The assumption that an ambiguous stimulus contains a reward despite the lack of evidence is called an optimism bias. Perry's experiment suggests that a bit of sugar amped up the bees into a positive emotional state, making them more optimistic that the flower would contain a sugary treat.
Sound familiar? Something similar is true in humans—newborn infants cry less if they've been offered a sweet snack, and a bit of candy increases feelings of positivity and improves bad moods in adults, too. “Many of us view the world in a better way when we have a nice piece of dark chocolate,” Perry says.
To be sure that the bees' flying behavior resulted from their underlying emotional state and was not simply a sugar high, the researchers tested the insects on other, unfamiliar flowers in new colors. The effect, Perry says, was specific to flowers with colors that fell somewhere between the blue and green hues they were trained on, not for any other color.
In another test involving a simulated predator attack, the sugar-addled bees showed the same optimism bias. In the wild, bumblebees are sometimes attacked by lurking crab spiders. To mimic such an attack, the researchers gently grabbed the bees with a sponge-tipped mechanical stamp for three seconds before releasing them. The insects that were given sugar water before the “attack” resumed foraging more rapidly than those that weren't, suggesting their positive emotions made them less cautious and more optimistic in this situation as well.

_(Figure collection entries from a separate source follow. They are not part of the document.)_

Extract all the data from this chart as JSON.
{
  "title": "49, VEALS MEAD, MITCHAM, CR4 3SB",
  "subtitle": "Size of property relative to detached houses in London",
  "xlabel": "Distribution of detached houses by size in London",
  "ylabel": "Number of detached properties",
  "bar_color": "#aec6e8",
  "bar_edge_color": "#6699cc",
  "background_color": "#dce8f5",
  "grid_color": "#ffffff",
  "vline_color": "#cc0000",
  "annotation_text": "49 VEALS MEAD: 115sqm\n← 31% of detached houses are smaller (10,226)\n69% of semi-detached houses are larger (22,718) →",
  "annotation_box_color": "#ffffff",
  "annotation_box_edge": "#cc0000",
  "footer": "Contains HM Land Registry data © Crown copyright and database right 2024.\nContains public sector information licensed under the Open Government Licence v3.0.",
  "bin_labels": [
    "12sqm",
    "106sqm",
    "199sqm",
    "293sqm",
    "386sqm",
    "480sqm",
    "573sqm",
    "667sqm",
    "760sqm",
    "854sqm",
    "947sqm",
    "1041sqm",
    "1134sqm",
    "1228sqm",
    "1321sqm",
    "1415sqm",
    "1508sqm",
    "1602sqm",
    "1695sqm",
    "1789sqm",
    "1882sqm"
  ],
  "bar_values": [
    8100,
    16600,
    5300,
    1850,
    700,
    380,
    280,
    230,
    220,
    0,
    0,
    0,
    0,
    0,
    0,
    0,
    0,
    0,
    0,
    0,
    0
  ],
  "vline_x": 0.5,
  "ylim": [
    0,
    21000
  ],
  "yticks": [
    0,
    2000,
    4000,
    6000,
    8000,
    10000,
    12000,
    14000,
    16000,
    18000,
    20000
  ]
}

In a final experiment, when the researchers gave the bees a drug that disrupted receptors for dopamine, a neurotransmitter linked with motivation and reward, the bias disappeared, echoing the way this brain chemical works in mammals. “Many scientists, even entomologists, still believe that insects are genetically preprogrammed, rigid, behavioral machines,” Perry says. University of Arizona entomologist Katy Prudic, who was not involved with the study, also disagrees with that idea. “Because they're built so differently, we tend to downplay their emotional states,” she says—“probably because we don't see it in the same way we would with a dog or a cat or a cow.”
There is no intrinsic reason that insects shouldn’t experience emotions. Feelings, on the other hand, are a separate issue. Even though we use the two terms interchangeably in common parlance, scientists use them differently. “Emotions are collections of actions, and numerous species have emoted,” says neuroscientist and philosopher Antonio Damasio of the University of Southern California, “though we can not be certain that they felt their emotings.” In other words, emotions are the body's adaptive response to external events or stimuli. Feelings are the subjective experience of them.

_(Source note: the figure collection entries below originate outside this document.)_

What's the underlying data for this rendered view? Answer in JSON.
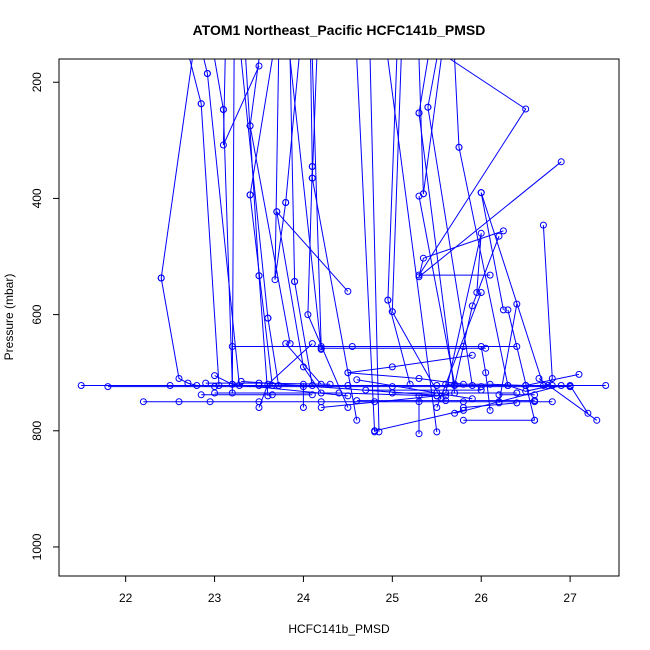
{
  "chart_data": {
    "type": "line",
    "title": "ATOM1 Northeast_Pacific HCFC141b_PMSD",
    "xlabel": "HCFC141b_PMSD",
    "ylabel": "Pressure (mbar)",
    "xlim": [
      21.25,
      27.55
    ],
    "ylim": [
      1050,
      160
    ],
    "y_reversed": true,
    "grid": false,
    "x_ticks": [
      "22",
      "23",
      "24",
      "25",
      "26",
      "27"
    ],
    "y_ticks": [
      "200",
      "400",
      "600",
      "800",
      "1000"
    ],
    "series_color": "#0000ff",
    "markers": "open-circle",
    "series": [
      {
        "points": [
          [
            22.4,
            537
          ],
          [
            22.75,
            160
          ]
        ]
      },
      {
        "points": [
          [
            22.4,
            537
          ],
          [
            22.6,
            710
          ],
          [
            22.7,
            718
          ],
          [
            22.8,
            722
          ]
        ]
      },
      {
        "points": [
          [
            22.85,
            237
          ],
          [
            22.72,
            160
          ]
        ]
      },
      {
        "points": [
          [
            22.85,
            237
          ],
          [
            23.05,
            722
          ]
        ]
      },
      {
        "points": [
          [
            22.92,
            185
          ],
          [
            22.88,
            160
          ]
        ]
      },
      {
        "points": [
          [
            22.92,
            185
          ],
          [
            23.28,
            722
          ]
        ]
      },
      {
        "points": [
          [
            23.1,
            247
          ],
          [
            23.0,
            160
          ]
        ]
      },
      {
        "points": [
          [
            23.1,
            247
          ],
          [
            23.2,
            720
          ]
        ]
      },
      {
        "points": [
          [
            23.2,
            735
          ],
          [
            23.22,
            160
          ]
        ]
      },
      {
        "points": [
          [
            23.4,
            275
          ],
          [
            23.5,
            160
          ]
        ]
      },
      {
        "points": [
          [
            23.4,
            275
          ],
          [
            23.85,
            650
          ]
        ]
      },
      {
        "points": [
          [
            23.5,
            172
          ],
          [
            23.1,
            308
          ],
          [
            23.12,
            160
          ]
        ]
      },
      {
        "points": [
          [
            23.4,
            394
          ],
          [
            23.65,
            160
          ]
        ]
      },
      {
        "points": [
          [
            23.4,
            394
          ],
          [
            23.65,
            722
          ]
        ]
      },
      {
        "points": [
          [
            23.6,
            606
          ],
          [
            23.3,
            160
          ]
        ]
      },
      {
        "points": [
          [
            23.6,
            606
          ],
          [
            23.72,
            722
          ]
        ]
      },
      {
        "points": [
          [
            23.5,
            533
          ],
          [
            23.35,
            160
          ]
        ]
      },
      {
        "points": [
          [
            23.5,
            533
          ],
          [
            23.6,
            740
          ]
        ]
      },
      {
        "points": [
          [
            23.8,
            407
          ],
          [
            23.95,
            160
          ]
        ]
      },
      {
        "points": [
          [
            23.8,
            407
          ],
          [
            23.68,
            540
          ],
          [
            23.72,
            160
          ]
        ]
      },
      {
        "points": [
          [
            23.9,
            543
          ],
          [
            23.85,
            160
          ]
        ]
      },
      {
        "points": [
          [
            23.9,
            543
          ],
          [
            24.1,
            722
          ]
        ]
      },
      {
        "points": [
          [
            23.7,
            423
          ],
          [
            24.5,
            560
          ]
        ]
      },
      {
        "points": [
          [
            23.7,
            423
          ],
          [
            24.0,
            690
          ],
          [
            24.2,
            735
          ]
        ]
      },
      {
        "points": [
          [
            24.1,
            345
          ],
          [
            24.08,
            160
          ]
        ]
      },
      {
        "points": [
          [
            24.1,
            345
          ],
          [
            24.05,
            600
          ],
          [
            24.5,
            760
          ]
        ]
      },
      {
        "points": [
          [
            24.1,
            365
          ],
          [
            24.6,
            782
          ]
        ]
      },
      {
        "points": [
          [
            24.1,
            365
          ],
          [
            24.15,
            160
          ]
        ]
      },
      {
        "points": [
          [
            23.85,
            160
          ],
          [
            24.2,
            660
          ]
        ]
      },
      {
        "points": [
          [
            24.1,
            160
          ],
          [
            24.2,
            655
          ]
        ]
      },
      {
        "points": [
          [
            23.8,
            650
          ],
          [
            24.2,
            720
          ]
        ]
      },
      {
        "points": [
          [
            23.5,
            760
          ],
          [
            23.6,
            720
          ],
          [
            24.1,
            650
          ]
        ]
      },
      {
        "points": [
          [
            24.6,
            160
          ],
          [
            24.8,
            802
          ]
        ]
      },
      {
        "points": [
          [
            24.75,
            160
          ],
          [
            24.85,
            802
          ]
        ]
      },
      {
        "points": [
          [
            25.5,
            802
          ],
          [
            24.95,
            160
          ]
        ]
      },
      {
        "points": [
          [
            24.95,
            575
          ],
          [
            25.05,
            160
          ]
        ]
      },
      {
        "points": [
          [
            24.95,
            575
          ],
          [
            25.2,
            720
          ]
        ]
      },
      {
        "points": [
          [
            25.0,
            595
          ],
          [
            25.1,
            160
          ]
        ]
      },
      {
        "points": [
          [
            25.0,
            595
          ],
          [
            25.55,
            745
          ]
        ]
      },
      {
        "points": [
          [
            25.3,
            253
          ],
          [
            25.4,
            160
          ]
        ]
      },
      {
        "points": [
          [
            25.3,
            253
          ],
          [
            25.7,
            735
          ]
        ]
      },
      {
        "points": [
          [
            25.35,
            392
          ],
          [
            25.3,
            160
          ]
        ]
      },
      {
        "points": [
          [
            25.35,
            392
          ],
          [
            25.55,
            160
          ]
        ]
      },
      {
        "points": [
          [
            25.3,
            396
          ],
          [
            25.7,
            720
          ]
        ]
      },
      {
        "points": [
          [
            25.75,
            312
          ],
          [
            25.7,
            160
          ]
        ]
      },
      {
        "points": [
          [
            25.75,
            312
          ],
          [
            26.3,
            722
          ]
        ]
      },
      {
        "points": [
          [
            25.4,
            243
          ],
          [
            25.5,
            160
          ]
        ]
      },
      {
        "points": [
          [
            25.4,
            243
          ],
          [
            25.9,
            722
          ]
        ]
      },
      {
        "points": [
          [
            25.65,
            160
          ],
          [
            26.5,
            246
          ],
          [
            25.3,
            532
          ],
          [
            26.1,
            532
          ]
        ]
      },
      {
        "points": [
          [
            26.9,
            337
          ],
          [
            25.3,
            535
          ],
          [
            25.35,
            503
          ],
          [
            26.25,
            456
          ]
        ]
      },
      {
        "points": [
          [
            26.0,
            390
          ],
          [
            26.25,
            592
          ]
        ]
      },
      {
        "points": [
          [
            26.0,
            390
          ],
          [
            26.7,
            722
          ]
        ]
      },
      {
        "points": [
          [
            26.2,
            465
          ],
          [
            25.9,
            585
          ],
          [
            25.7,
            722
          ]
        ]
      },
      {
        "points": [
          [
            26.7,
            446
          ],
          [
            26.8,
            710
          ],
          [
            26.75,
            722
          ]
        ]
      },
      {
        "points": [
          [
            26.3,
            592
          ],
          [
            26.6,
            782
          ]
        ]
      },
      {
        "points": [
          [
            26.4,
            582
          ],
          [
            26.2,
            752
          ]
        ]
      },
      {
        "points": [
          [
            25.95,
            562
          ],
          [
            26.0,
            460
          ],
          [
            25.6,
            735
          ]
        ]
      },
      {
        "points": [
          [
            26.0,
            562
          ],
          [
            25.5,
            760
          ]
        ]
      },
      {
        "points": [
          [
            26.0,
            655
          ],
          [
            26.05,
            700
          ],
          [
            26.1,
            765
          ]
        ]
      },
      {
        "points": [
          [
            27.1,
            703
          ],
          [
            26.5,
            722
          ]
        ]
      },
      {
        "points": [
          [
            27.2,
            770
          ],
          [
            27.0,
            722
          ]
        ]
      },
      {
        "points": [
          [
            26.65,
            710
          ],
          [
            27.3,
            782
          ]
        ]
      },
      {
        "points": [
          [
            25.8,
            782
          ],
          [
            26.6,
            782
          ]
        ]
      },
      {
        "points": [
          [
            25.7,
            770
          ],
          [
            26.9,
            722
          ]
        ]
      },
      {
        "points": [
          [
            23.2,
            655
          ],
          [
            25.8,
            655
          ]
        ]
      },
      {
        "points": [
          [
            24.2,
            658
          ],
          [
            26.05,
            658
          ]
        ]
      },
      {
        "points": [
          [
            24.55,
            655
          ],
          [
            26.4,
            655
          ]
        ]
      },
      {
        "points": [
          [
            21.5,
            722
          ],
          [
            22.5,
            722
          ],
          [
            23.5,
            722
          ],
          [
            24.5,
            722
          ],
          [
            25.5,
            722
          ],
          [
            26.5,
            722
          ],
          [
            27.4,
            722
          ]
        ]
      },
      {
        "points": [
          [
            21.8,
            724
          ],
          [
            23.0,
            724
          ],
          [
            24.0,
            724
          ],
          [
            25.0,
            724
          ],
          [
            26.0,
            724
          ],
          [
            27.0,
            724
          ]
        ]
      },
      {
        "points": [
          [
            22.2,
            750
          ],
          [
            22.6,
            750
          ],
          [
            22.95,
            750
          ],
          [
            23.5,
            750
          ],
          [
            24.2,
            750
          ],
          [
            24.8,
            750
          ],
          [
            25.3,
            750
          ],
          [
            25.8,
            750
          ],
          [
            26.2,
            750
          ],
          [
            26.6,
            750
          ],
          [
            26.8,
            750
          ]
        ]
      },
      {
        "points": [
          [
            24.5,
            700
          ],
          [
            25.3,
            710
          ],
          [
            25.8,
            720
          ]
        ]
      },
      {
        "points": [
          [
            24.5,
            700
          ],
          [
            25.0,
            690
          ],
          [
            25.9,
            670
          ]
        ]
      },
      {
        "points": [
          [
            23.0,
            735
          ],
          [
            24.4,
            735
          ],
          [
            25.5,
            740
          ]
        ]
      },
      {
        "points": [
          [
            23.0,
            705
          ],
          [
            23.2,
            720
          ],
          [
            24.5,
            740
          ]
        ]
      },
      {
        "points": [
          [
            23.3,
            715
          ],
          [
            25.6,
            740
          ]
        ]
      },
      {
        "points": [
          [
            22.9,
            718
          ],
          [
            23.5,
            718
          ],
          [
            24.3,
            720
          ]
        ]
      },
      {
        "points": [
          [
            25.0,
            735
          ],
          [
            26.4,
            735
          ]
        ]
      },
      {
        "points": [
          [
            24.6,
            712
          ],
          [
            25.5,
            735
          ],
          [
            25.9,
            745
          ]
        ]
      },
      {
        "points": [
          [
            24.2,
            760
          ],
          [
            25.5,
            740
          ]
        ]
      },
      {
        "points": [
          [
            24.0,
            720
          ],
          [
            24.0,
            760
          ]
        ]
      },
      {
        "points": [
          [
            24.6,
            748
          ],
          [
            25.6,
            748
          ],
          [
            26.6,
            748
          ]
        ]
      },
      {
        "points": [
          [
            24.7,
            730
          ],
          [
            26.0,
            730
          ]
        ]
      },
      {
        "points": [
          [
            22.85,
            738
          ],
          [
            23.65,
            738
          ],
          [
            24.1,
            738
          ]
        ]
      },
      {
        "points": [
          [
            25.3,
            805
          ],
          [
            25.3,
            740
          ]
        ]
      },
      {
        "points": [
          [
            24.8,
            800
          ],
          [
            25.8,
            765
          ]
        ]
      },
      {
        "points": [
          [
            25.6,
            720
          ],
          [
            26.1,
            720
          ],
          [
            26.5,
            722
          ],
          [
            27.0,
            724
          ]
        ]
      },
      {
        "points": [
          [
            26.2,
            738
          ],
          [
            26.6,
            738
          ]
        ]
      },
      {
        "points": [
          [
            26.3,
            722
          ],
          [
            26.5,
            732
          ],
          [
            26.8,
            722
          ]
        ]
      },
      {
        "points": [
          [
            25.8,
            760
          ],
          [
            26.4,
            752
          ]
        ]
      }
    ]
  }
}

So on receiving bad news, your blood pressure might spike and your respiration rate might plummet. If you saw a mountain lion while hiking, your heart and respiration rates would both increase, your brain would be flooded with cortisol and adrenaline, and your pupils would dilate. These are your body's emotional responses. And they can be, but are not necessarily, coupled with the subjective feelings of sadness or fear, respectively.
The same seems to go for bumblebees, although Perry did not demonstrate that bees have feelings. “We didn't show that they feel happy,” he says. The evidence showed instead that bees possess the cognitive, behavioral and physiological mechanisms that underlie emotions.
“Feeling implies the presence of a mind and a mental experience, [or] consciousness,” Damasio explains. “I have every reason to believe that invertebrates not only have emotions but also the possibility of feeling those emotions.” If insects have feelings, it would have tremendous implications for the way we think about these creatures, including how we attempt to control them as pests.
For now, Perry hopes this research will simply encourage folks to see insects as more than just tiny, unthinking machines.